Photo via Fast Company
The modern job search has become a technological arms race with no winners. Recruiters report fielding three times more applications than they did just a few years ago, while job seekers—facing overwhelming competition and silence from employers—are turning to AI-powered tools to improve their odds. According to Fast Company, approximately 76% of job seekers now use AI in their application process, whether through resume optimization, AI-generated cover letters, or automated mass-application bots that can submit hundreds of tailored applications in minutes.
Employers have responded by deploying their own AI filtering systems to manage the deluge. These tools rank candidates, predict job performance, and automatically screen out applications based on eligibility criteria. The problem: this creates what recruiting software leaders call an "AI doom loop." As recruiters become more aggressive with automated filtering, job seekers double down on AI-enabled visibility tactics. The result is thousands of indistinguishable, keyword-stuffed resumes that obscure genuinely qualified candidates beneath generic noise.
The human cost is real. Recruiters, already stretched thin by recent HR department layoffs at major tech companies, are spending precious time interviewing fraudulent candidates using deepfake technology or other deceptive tactics. One recruiter reported conducting 12 interviews in a single week, only to discover all 12 candidates were fake—a complete loss of time when real talent sits buried in application queues. Meanwhile, Dalton-area employers competing for talent in competitive industries face the same challenge: distinguishing authentic candidates from AI-generated applications.

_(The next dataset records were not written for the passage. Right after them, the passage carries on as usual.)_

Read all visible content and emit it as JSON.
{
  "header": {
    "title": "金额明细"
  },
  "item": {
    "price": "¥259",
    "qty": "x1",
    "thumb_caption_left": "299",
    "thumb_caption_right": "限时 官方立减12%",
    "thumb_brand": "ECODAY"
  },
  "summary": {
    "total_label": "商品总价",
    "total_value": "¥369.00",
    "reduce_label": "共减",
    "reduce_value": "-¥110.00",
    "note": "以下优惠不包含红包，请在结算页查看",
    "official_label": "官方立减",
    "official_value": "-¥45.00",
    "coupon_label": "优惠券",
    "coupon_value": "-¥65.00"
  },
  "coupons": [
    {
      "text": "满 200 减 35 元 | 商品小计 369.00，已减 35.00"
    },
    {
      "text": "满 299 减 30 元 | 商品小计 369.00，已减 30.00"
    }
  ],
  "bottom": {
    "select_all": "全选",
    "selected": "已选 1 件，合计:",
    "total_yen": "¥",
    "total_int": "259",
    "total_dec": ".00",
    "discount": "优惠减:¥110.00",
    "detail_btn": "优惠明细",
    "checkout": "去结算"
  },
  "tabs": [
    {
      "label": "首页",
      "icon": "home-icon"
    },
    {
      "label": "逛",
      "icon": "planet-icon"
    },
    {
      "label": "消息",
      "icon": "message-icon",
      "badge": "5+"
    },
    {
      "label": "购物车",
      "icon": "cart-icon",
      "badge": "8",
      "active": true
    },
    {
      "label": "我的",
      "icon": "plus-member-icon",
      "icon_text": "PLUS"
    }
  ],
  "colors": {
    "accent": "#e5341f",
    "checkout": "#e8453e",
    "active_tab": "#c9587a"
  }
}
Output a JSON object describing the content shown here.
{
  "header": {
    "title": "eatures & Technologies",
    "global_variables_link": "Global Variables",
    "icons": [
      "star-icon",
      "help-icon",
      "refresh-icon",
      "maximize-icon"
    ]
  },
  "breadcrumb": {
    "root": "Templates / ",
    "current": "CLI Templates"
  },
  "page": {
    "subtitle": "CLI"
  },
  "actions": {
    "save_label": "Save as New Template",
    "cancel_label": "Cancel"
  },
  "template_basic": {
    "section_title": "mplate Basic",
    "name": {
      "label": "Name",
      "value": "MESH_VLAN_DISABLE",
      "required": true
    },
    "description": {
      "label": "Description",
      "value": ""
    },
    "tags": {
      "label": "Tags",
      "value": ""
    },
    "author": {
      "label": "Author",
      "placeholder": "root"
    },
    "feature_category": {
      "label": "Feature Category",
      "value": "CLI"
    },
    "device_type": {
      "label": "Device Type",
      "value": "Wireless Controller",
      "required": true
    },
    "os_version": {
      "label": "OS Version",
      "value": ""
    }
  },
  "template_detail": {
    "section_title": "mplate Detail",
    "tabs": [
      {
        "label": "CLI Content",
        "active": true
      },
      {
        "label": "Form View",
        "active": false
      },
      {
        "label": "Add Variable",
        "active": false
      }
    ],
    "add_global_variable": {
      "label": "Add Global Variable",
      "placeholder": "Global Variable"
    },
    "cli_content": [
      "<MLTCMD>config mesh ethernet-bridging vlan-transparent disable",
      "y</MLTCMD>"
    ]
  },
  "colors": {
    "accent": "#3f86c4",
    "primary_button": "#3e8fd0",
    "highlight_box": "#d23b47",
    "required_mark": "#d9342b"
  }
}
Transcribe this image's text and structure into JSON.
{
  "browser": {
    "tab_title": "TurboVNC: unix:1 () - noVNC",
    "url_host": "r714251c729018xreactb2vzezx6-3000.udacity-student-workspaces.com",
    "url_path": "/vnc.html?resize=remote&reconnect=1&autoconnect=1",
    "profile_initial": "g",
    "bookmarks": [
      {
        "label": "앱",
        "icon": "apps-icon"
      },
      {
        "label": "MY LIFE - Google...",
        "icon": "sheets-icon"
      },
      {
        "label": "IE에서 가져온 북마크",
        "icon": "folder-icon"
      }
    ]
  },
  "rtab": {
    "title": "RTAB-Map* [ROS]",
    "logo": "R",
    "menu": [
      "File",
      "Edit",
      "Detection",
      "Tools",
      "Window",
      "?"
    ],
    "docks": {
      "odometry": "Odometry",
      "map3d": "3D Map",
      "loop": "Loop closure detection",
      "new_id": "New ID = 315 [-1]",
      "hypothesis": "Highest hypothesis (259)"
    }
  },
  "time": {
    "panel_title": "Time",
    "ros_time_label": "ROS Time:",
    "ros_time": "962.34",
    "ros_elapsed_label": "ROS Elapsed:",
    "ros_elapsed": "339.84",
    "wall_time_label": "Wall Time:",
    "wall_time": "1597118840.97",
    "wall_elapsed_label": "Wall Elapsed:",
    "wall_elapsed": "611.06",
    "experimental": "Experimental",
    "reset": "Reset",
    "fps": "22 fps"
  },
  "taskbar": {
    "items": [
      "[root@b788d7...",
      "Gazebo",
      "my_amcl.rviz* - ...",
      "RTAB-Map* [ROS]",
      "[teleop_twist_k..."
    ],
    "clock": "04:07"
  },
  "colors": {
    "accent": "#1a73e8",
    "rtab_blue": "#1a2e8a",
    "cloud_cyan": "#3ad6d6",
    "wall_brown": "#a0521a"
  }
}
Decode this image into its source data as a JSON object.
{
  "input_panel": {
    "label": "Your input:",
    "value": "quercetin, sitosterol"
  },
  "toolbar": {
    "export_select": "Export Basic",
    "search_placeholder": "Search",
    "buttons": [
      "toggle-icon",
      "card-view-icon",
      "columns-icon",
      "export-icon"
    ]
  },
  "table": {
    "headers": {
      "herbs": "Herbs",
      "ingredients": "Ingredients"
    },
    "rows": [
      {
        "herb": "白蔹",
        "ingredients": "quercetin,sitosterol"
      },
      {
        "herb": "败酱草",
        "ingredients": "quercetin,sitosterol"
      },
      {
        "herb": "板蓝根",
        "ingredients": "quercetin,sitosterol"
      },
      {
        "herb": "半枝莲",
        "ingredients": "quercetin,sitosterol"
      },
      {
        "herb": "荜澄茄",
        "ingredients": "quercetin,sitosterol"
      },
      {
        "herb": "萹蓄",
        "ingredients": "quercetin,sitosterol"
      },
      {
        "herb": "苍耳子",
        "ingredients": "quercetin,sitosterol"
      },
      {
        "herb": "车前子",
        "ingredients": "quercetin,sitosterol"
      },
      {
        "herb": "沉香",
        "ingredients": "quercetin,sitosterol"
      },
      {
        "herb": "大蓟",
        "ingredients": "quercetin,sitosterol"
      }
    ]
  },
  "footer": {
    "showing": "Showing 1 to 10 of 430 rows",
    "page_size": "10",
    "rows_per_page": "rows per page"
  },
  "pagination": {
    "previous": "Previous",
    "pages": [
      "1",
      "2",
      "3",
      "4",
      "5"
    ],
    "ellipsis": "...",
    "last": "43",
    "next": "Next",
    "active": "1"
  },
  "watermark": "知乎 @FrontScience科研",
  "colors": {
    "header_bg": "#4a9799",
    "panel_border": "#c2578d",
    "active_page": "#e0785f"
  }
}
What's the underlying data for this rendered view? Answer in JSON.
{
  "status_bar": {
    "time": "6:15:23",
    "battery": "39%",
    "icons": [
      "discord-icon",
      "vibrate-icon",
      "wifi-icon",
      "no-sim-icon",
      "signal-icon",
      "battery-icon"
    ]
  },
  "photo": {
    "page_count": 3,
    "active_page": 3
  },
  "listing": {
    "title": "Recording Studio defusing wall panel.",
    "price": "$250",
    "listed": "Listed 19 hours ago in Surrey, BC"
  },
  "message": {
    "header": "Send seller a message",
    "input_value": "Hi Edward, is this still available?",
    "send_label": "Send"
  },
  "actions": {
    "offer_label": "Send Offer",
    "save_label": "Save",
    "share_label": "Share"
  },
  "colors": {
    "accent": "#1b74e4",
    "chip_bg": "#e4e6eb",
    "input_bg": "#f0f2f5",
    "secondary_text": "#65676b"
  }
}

The situation underscores a critical truth for Dalton business leaders: broken hiring processes don't improve with technology—they accelerate. The solution likely requires moving beyond algorithmic screening toward more personalized, human-centered recruitment strategies that can authentically identify talent. For job seekers and employers alike, rethinking how we approach hiring may be more valuable than adopting the latest filtering tool.